Just after my encounter with the P’liceman in the metro, the poet Stella Morotskaya tried to soothe me with cooing sympathy and hot black tea in her office, where she wrote for a children’s magazine. The color of my skin or the shape of my nose didn’t matter: she saw a scared child before her, trying to find the right words for what just happened to him. To me. I closed my cold hands around the thin porcelain cup, waiting for its warmth to translate to my fingers.

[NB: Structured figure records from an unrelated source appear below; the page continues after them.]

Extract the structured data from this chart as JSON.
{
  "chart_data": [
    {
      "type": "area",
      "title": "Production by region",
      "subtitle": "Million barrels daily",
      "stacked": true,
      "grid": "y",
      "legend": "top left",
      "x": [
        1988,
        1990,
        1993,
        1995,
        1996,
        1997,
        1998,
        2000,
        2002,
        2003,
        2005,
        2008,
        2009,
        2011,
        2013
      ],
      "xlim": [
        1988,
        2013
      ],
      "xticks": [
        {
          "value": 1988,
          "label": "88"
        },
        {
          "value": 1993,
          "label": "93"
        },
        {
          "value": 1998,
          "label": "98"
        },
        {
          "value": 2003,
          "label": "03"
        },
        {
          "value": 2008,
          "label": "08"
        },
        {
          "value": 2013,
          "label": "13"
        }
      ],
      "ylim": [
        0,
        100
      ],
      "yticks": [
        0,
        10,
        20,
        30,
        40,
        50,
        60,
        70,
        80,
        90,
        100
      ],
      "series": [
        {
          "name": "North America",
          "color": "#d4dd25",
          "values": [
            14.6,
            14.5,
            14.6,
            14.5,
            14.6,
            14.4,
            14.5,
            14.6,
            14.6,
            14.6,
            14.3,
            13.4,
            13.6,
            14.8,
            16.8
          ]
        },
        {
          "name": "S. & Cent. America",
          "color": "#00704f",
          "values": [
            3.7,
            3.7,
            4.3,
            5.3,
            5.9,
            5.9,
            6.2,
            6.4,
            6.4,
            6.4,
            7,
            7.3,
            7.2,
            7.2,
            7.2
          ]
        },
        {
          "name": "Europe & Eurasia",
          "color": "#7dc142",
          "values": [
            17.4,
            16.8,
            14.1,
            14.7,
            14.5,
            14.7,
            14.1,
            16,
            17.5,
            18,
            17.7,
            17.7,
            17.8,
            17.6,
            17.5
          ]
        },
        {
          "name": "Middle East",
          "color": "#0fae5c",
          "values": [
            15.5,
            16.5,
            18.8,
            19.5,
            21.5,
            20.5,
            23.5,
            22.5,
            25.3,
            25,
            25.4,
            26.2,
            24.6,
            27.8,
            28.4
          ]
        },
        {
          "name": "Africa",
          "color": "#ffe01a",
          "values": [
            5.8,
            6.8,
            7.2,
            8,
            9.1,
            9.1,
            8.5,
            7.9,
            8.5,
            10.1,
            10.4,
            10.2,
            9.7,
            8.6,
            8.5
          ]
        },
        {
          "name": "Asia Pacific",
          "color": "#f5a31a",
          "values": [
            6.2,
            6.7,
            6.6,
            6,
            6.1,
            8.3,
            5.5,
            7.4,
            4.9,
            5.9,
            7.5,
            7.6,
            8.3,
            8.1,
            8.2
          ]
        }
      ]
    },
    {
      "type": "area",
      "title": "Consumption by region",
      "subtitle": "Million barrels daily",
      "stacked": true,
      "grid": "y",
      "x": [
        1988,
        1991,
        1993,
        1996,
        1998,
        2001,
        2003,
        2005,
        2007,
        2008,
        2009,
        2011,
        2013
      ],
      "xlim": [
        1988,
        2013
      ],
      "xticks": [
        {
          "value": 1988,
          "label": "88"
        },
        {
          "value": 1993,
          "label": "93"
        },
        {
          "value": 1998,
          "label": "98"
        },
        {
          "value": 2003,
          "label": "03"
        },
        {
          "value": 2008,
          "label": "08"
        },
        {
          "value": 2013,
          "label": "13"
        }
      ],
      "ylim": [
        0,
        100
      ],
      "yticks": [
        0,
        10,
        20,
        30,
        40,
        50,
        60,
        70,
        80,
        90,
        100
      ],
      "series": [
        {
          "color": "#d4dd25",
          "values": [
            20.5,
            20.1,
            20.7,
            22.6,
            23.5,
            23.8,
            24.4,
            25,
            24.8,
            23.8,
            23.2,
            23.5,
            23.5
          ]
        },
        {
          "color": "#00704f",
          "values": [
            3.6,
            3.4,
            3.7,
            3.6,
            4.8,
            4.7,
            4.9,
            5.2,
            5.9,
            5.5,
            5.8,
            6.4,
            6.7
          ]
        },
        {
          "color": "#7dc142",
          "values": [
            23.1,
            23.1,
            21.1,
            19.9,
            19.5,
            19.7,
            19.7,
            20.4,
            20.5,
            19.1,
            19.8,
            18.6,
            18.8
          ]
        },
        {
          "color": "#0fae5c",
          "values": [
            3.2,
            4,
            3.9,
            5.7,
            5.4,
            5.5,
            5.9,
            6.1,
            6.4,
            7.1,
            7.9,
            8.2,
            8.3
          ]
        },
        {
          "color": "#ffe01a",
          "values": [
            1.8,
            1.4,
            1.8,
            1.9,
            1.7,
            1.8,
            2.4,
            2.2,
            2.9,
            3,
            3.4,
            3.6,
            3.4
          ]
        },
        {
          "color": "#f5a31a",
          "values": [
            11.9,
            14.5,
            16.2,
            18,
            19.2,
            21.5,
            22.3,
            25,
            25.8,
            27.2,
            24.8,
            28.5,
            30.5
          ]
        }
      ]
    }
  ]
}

And, after my fingers lost their frost, I lifted the cup to my cold mouth—so that I could speak again, in the language of the country in which I kept finding and losing myself.
And back in America, at a café in Amherst owned by a Lebanese guy, I look at Gandlevsky, his tired yet bright blue eyes, his gray hair still flecked with brown, and the way he draws his neck back, as if he’s looking out from his forehead, the hidden histories of his Jewish father and Russian orthodox mother and all his ancestors in him, not to mention his own fifty years. And he looks at me, my zaitun eyes he sees as brown, the black hair with the first hints of gray, and how I hunch a little, and I wonder if we’ll ever even want to see beyond the odd angles that we glimpse of each other.